Unicast packets stop being transmitted to a particular station, under load, when WPA2 is enabled

Avery Pennarun apenwarr at gmail.com
Sun May 11 18:57:54 PDT 2014


Version: 3.15-rc1 and ath10k-stable-3.11-8 (both via backports to kernel 3.2.26)
Firmware: 10.1.467.2-1

Steps:
- Configure ath10k as AP on channel 149, width 80 MHz, WPA2 encryption
- Connect my 2009 macbook
- Start a ping of 8.8.8.8 in the background from my macbook
- Generate some traffic.  The trigger varies, but running uTorrent or
quickly opening a lot of background tabs in Chrome usually seems to
set it off within a couple of minutes.  iperf and isoping don't seem
to cause any trouble.

Expected:
- ping keeps pinging

Actual:
- tcpdump on the ath10k host shows ICMP requests coming in, and
responses going out.
- tcpdump on the macbook shows ICMP requests going out, but no
responses coming back.
- tcpdump -I (radiotap mode) on the macbook is a little hard to
understand since it's encrypted, but it shows some packets coming out
of the ath10k (broadcasts, I think) but no unicast packets to the
macbook.
- tcpdump on the macbook *does* show broadcast packets arriving.  For
example, ARP requests and "ping -b 192.168.1.255" (my local subnet IP
address) get through.
- Disconnecting and then reconnecting the wifi on my macbook fixes the
problem until it next triggers.
- Other STAs connected to the AP are not affected when the one STA
isn't able to communicate (although each one has the potential to
trigger the problem)

Disabling encryption makes the problem go away permanently.

This is pretty quick for me to reproduce, but unfortunately I don't
have any steps to trigger it instantly, nor any command line tools
that seem to make it happen.  (For example I tried multiple parallel
'curl' processes in a loop, and no lock.)

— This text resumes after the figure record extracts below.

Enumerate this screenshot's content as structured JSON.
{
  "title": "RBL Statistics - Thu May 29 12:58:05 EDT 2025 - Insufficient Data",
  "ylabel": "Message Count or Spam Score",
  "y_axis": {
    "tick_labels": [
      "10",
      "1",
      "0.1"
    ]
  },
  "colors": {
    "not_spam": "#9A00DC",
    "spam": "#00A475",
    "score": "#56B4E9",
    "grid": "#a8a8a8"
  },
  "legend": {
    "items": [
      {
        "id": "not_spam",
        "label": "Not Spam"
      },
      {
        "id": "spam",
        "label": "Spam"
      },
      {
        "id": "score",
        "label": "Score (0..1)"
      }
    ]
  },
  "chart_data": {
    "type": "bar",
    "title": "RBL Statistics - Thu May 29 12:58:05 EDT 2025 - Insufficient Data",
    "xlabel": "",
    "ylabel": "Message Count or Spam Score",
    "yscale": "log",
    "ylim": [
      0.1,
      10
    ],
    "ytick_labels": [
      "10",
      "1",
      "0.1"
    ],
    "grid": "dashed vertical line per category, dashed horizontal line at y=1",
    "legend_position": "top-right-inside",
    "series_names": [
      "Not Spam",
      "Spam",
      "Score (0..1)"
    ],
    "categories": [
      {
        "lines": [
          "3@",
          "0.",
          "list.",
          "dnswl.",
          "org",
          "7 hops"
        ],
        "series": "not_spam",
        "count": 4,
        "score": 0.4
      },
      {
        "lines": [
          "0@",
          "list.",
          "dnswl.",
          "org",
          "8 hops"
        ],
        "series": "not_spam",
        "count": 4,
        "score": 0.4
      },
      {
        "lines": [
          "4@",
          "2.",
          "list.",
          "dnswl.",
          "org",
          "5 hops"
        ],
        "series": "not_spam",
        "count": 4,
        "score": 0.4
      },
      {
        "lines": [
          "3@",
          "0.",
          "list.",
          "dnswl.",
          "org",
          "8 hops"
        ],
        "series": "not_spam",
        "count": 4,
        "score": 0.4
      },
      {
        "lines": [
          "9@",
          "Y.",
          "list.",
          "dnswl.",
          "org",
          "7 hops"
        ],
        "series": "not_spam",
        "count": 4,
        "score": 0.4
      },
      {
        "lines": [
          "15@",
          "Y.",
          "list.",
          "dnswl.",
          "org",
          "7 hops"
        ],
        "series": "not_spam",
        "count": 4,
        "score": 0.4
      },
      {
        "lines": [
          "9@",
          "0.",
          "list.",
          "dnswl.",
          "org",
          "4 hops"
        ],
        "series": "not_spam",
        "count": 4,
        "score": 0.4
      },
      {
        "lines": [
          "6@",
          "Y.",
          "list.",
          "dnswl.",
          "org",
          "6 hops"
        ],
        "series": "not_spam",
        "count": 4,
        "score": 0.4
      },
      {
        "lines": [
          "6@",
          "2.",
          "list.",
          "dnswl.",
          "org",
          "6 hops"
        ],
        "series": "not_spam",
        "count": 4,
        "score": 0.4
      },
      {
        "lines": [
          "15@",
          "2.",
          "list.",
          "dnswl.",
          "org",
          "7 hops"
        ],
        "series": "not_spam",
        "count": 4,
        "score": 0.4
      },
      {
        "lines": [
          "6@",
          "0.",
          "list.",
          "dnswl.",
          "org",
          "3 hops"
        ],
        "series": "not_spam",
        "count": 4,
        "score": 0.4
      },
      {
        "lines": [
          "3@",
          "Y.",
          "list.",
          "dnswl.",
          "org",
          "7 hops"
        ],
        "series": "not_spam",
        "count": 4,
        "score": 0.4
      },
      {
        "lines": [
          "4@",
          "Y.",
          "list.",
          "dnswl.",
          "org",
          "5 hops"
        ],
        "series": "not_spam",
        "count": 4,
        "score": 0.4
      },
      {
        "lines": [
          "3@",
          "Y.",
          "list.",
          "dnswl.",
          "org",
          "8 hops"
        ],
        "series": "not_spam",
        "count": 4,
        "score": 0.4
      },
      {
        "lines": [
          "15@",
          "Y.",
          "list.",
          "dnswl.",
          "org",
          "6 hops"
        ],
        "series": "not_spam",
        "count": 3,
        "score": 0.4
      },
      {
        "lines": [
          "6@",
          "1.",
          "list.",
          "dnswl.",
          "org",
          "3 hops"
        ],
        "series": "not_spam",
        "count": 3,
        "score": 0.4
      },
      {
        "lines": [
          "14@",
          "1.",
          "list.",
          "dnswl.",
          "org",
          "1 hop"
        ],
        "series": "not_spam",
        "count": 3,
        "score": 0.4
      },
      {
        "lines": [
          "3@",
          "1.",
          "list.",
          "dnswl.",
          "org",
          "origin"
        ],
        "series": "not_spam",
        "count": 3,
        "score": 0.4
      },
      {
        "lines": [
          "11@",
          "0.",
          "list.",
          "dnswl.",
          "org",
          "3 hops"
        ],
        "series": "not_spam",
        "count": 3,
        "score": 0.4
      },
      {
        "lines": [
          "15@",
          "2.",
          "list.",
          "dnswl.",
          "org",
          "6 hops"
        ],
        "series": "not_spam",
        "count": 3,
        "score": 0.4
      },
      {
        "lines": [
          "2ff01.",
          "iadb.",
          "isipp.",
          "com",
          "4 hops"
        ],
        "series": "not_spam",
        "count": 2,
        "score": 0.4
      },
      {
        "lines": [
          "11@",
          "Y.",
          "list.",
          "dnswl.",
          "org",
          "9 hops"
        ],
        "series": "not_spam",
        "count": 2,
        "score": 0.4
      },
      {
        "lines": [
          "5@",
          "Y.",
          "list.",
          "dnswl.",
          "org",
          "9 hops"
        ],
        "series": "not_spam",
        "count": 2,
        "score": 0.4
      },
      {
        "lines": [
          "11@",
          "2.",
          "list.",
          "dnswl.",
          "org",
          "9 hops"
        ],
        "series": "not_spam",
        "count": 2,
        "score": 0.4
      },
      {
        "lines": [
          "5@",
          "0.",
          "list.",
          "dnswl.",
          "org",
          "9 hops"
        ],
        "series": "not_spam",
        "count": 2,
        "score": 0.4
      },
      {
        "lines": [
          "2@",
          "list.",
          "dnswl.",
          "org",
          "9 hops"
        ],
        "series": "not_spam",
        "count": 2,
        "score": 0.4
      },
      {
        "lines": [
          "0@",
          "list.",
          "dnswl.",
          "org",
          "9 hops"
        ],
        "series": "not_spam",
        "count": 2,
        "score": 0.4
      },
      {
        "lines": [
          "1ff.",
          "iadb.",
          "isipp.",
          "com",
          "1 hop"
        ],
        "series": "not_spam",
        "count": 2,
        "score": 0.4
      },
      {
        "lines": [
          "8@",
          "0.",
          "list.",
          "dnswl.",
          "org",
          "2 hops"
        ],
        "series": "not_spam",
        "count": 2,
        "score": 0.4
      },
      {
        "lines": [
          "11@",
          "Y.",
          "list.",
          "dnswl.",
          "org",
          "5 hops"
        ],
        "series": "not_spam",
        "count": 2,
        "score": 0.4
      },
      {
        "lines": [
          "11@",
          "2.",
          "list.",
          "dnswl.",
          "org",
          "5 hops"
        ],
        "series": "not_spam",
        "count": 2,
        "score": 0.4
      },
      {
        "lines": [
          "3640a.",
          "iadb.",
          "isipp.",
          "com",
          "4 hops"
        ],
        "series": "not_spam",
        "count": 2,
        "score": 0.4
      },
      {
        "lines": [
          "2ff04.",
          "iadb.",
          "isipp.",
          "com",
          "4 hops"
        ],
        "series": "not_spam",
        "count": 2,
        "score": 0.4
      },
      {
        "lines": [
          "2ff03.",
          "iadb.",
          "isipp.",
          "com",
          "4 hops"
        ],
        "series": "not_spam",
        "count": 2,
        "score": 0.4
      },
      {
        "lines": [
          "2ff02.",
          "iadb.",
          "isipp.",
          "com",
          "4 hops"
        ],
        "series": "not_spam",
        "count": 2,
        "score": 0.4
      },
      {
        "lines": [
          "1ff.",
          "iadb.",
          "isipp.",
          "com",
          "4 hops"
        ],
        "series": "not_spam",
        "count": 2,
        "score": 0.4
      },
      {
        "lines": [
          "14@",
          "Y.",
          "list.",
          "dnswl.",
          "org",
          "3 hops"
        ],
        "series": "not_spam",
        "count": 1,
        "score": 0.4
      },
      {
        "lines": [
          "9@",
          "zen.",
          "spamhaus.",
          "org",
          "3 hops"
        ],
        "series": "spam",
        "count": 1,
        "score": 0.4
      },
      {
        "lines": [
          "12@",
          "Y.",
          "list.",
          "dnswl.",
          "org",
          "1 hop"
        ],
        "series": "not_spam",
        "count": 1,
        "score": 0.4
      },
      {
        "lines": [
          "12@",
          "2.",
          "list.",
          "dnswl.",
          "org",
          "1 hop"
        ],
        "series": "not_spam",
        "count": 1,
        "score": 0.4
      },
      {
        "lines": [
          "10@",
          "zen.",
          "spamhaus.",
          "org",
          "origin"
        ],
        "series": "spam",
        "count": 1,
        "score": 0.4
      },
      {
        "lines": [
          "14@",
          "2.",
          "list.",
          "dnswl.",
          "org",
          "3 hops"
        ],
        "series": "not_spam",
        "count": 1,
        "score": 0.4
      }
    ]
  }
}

Nothing interesting appears in the dmesg or hostapd logs at the time
of the problem.

This sounds like it could be a problem with crypto session keys, but I
don't understand why it would only be wrong in a single direction.  I
also don't think my keys are rotating this quickly, so this shouldn't
be a key rotation problem (though I don't understand very well how
that works).

It might be my imagination, but it's possible that this triggers more
quickly if my macbook has been connected for a longer period of time
before generating the traffic burst.

Anything I can check to help narrow this down?